New Voices: “Trash” by Lindsay Reid Fitzgerald

August 9, 2018

Today, we are pleased to welcome “Trash” by Lindsay Reid Fitzgerald to our New Voices library. This is a wholly unique and surprising piece. The narrator’s tough, and often crass, exterior peels away as the tale progresses. Read on.

“She looked at me one day on the bus and did something to me with those eyes. Made me feel like I got jackknifed in the gut. She looked me in my face till she had her fill, and I couldn’t do anything but sit there and take it.”

Scotty’s got a hard-on for Fatass. It’s fucked and we know it, but we don’t ride him about it too hard. He hasn’t been himself since his mom found a lump in her tit and her hair fell out. He don’t know what end is up or down these days, and we get it. We’ve all had our shit.

Fatass lives in the trailer park out near DuBrey’s store and tonight we’re going to see if we can break in with a key Dean swiped. As for the trailer park, you’d have to pay me to go there. All day long, there’s howling kids running around, like no mother ever told them to stitch their lips and sit down or else. Fatass lives in the middle of that mess with her dad and her brother and all them dogs she collects. The brother has a face like a junkyard, with acne pits from ear to ear.

The dad is on the road most of the time. He was locked up for a while but now he drives truck. Word was, he shot a guy in the face but had good reason. A lot of people wagged their heads when it happened, but as far as I’m concerned you got a right to protect yourself if someone tries to hurt what’s yours.
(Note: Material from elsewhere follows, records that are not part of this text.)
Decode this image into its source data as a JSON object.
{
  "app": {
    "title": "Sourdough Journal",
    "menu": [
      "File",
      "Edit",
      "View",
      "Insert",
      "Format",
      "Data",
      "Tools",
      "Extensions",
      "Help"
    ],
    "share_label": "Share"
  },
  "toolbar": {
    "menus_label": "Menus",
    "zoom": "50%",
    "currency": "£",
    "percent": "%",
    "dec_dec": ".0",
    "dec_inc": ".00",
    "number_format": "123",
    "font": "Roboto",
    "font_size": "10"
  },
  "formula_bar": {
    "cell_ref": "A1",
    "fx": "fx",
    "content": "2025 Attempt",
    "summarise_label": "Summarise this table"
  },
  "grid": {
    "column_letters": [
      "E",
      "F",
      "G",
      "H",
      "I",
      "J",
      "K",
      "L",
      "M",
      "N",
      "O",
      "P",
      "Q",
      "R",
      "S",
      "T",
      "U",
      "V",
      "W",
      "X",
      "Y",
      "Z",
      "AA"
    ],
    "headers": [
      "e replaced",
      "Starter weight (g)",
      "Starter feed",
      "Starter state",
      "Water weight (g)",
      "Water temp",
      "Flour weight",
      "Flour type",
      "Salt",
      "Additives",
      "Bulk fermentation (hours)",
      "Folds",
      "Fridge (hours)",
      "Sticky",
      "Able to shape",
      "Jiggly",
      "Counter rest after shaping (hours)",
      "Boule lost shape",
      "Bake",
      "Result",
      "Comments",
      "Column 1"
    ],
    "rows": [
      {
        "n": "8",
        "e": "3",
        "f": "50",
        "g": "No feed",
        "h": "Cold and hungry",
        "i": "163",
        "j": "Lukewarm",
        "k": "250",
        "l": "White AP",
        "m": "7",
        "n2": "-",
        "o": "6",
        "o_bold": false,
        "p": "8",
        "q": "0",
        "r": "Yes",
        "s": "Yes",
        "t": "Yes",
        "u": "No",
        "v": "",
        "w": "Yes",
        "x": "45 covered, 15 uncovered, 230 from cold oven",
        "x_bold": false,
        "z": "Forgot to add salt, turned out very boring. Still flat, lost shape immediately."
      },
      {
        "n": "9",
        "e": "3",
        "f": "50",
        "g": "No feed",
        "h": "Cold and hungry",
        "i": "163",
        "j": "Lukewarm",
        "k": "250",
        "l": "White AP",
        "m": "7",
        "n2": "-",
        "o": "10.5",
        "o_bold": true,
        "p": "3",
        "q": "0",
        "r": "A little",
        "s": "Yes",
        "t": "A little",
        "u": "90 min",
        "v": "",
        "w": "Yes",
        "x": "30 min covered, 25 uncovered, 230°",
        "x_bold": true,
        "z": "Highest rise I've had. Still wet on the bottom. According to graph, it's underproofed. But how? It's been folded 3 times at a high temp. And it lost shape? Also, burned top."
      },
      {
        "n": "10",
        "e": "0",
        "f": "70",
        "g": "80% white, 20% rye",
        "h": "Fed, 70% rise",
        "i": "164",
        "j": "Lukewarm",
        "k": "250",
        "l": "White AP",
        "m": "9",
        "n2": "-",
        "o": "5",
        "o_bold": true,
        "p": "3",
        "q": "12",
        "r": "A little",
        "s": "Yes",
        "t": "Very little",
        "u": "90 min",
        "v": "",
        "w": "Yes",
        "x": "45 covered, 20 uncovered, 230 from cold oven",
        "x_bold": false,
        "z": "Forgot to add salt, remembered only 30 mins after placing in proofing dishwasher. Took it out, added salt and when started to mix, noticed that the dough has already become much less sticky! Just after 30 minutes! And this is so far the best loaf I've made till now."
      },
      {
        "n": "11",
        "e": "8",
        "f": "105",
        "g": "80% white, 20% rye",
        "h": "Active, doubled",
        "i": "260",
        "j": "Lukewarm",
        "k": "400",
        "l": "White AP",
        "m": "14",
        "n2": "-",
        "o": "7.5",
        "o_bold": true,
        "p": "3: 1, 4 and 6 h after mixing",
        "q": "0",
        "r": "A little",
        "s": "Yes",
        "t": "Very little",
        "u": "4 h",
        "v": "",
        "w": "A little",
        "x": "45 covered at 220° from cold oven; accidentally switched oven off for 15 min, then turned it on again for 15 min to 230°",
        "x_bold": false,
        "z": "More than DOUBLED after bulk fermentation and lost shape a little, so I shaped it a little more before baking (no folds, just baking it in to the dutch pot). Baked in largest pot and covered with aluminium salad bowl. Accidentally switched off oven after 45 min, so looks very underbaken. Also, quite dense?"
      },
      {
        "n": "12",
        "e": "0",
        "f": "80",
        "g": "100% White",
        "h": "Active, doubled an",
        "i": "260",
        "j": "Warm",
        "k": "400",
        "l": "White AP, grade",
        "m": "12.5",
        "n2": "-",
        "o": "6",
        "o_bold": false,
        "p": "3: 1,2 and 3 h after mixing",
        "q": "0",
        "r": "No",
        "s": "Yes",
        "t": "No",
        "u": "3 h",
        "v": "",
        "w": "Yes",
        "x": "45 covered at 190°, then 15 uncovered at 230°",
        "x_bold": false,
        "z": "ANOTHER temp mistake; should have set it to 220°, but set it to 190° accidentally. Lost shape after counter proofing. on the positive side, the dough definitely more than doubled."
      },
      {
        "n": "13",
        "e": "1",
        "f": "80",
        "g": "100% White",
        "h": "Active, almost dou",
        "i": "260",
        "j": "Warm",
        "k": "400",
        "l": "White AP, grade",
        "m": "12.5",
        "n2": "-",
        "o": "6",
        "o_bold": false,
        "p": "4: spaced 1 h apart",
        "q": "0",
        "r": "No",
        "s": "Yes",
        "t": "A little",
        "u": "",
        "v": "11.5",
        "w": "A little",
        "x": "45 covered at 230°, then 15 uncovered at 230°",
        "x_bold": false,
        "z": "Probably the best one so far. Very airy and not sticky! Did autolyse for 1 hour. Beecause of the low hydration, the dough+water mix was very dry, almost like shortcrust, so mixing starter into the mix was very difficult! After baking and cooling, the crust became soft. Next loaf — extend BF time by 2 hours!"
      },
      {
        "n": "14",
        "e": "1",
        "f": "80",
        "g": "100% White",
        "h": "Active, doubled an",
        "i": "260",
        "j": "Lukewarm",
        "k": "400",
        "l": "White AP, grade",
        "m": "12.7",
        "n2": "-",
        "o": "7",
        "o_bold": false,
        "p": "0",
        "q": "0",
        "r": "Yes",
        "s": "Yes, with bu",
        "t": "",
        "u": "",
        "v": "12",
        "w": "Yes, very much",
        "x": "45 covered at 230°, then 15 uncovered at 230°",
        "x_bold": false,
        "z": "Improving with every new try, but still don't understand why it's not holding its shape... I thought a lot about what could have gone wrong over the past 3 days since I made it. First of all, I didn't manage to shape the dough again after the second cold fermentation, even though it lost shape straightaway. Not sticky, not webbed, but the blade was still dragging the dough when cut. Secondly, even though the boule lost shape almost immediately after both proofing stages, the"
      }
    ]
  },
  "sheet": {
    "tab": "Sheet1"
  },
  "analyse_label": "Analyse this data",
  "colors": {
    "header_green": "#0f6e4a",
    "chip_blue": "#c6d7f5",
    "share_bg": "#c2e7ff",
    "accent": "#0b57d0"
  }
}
Anyway, if you saw him on the street you’d have a hard time picturing him pulling a pistol or some of the other things I’ve heard. He’s small like a woman, shoulders no wider than a ruler. He’s real polite and don’t talk hardly at all. They say he can shoot the nuts off a squirrel, but I haven’t seen it myself.

The mother lives downstate somewhere with a new husband and new kids. Nobody sees them drive into town. Aunt Faye says it’s a shame there’s no mother to tend to them two while the dad is gone, no one to teach that girl how to be a proper woman. I say if I was that mother, I’d want to leave them, too. Aunt Faye says I’ve got darkness in me, and if I don’t get it cleared out, there’ll be consequences I can’t imagine. She asks what kind of man do I want to be, anyway? Do I even want to be a good man? When she says that, I just shrug but I know what she means. She worries I’m going to end up like my older brothers, fried in the brain from drugs, or too poor to get their teeth fixed, or drowned at the bottom of a lake.

But she don’t know me, not really. No one does. If there’s one thing sure it’s that I won’t end up like them, and I won’t end up like my dad. Pissed at the whole world. Crying in his truck by himself. I see Aunt Faye look from him to me and back again, and someday before I move out I’m just going to tell her, Look, you did okay with me. I won’t be the kind of man anyone has to hide from or pray for.

Dean says you’re a man when you play life by your own rules. He says people will try to cut your balls off every chance they get. He reminds us of that when we get our backs up about some of his schemes. He says look. Whose rules we playing by, theirs or ours?

Lately I wonder if he knows what he’s talking about, but the way he says things takes the air out of your lungs. He tells us guys which way to go, and like fools, we do.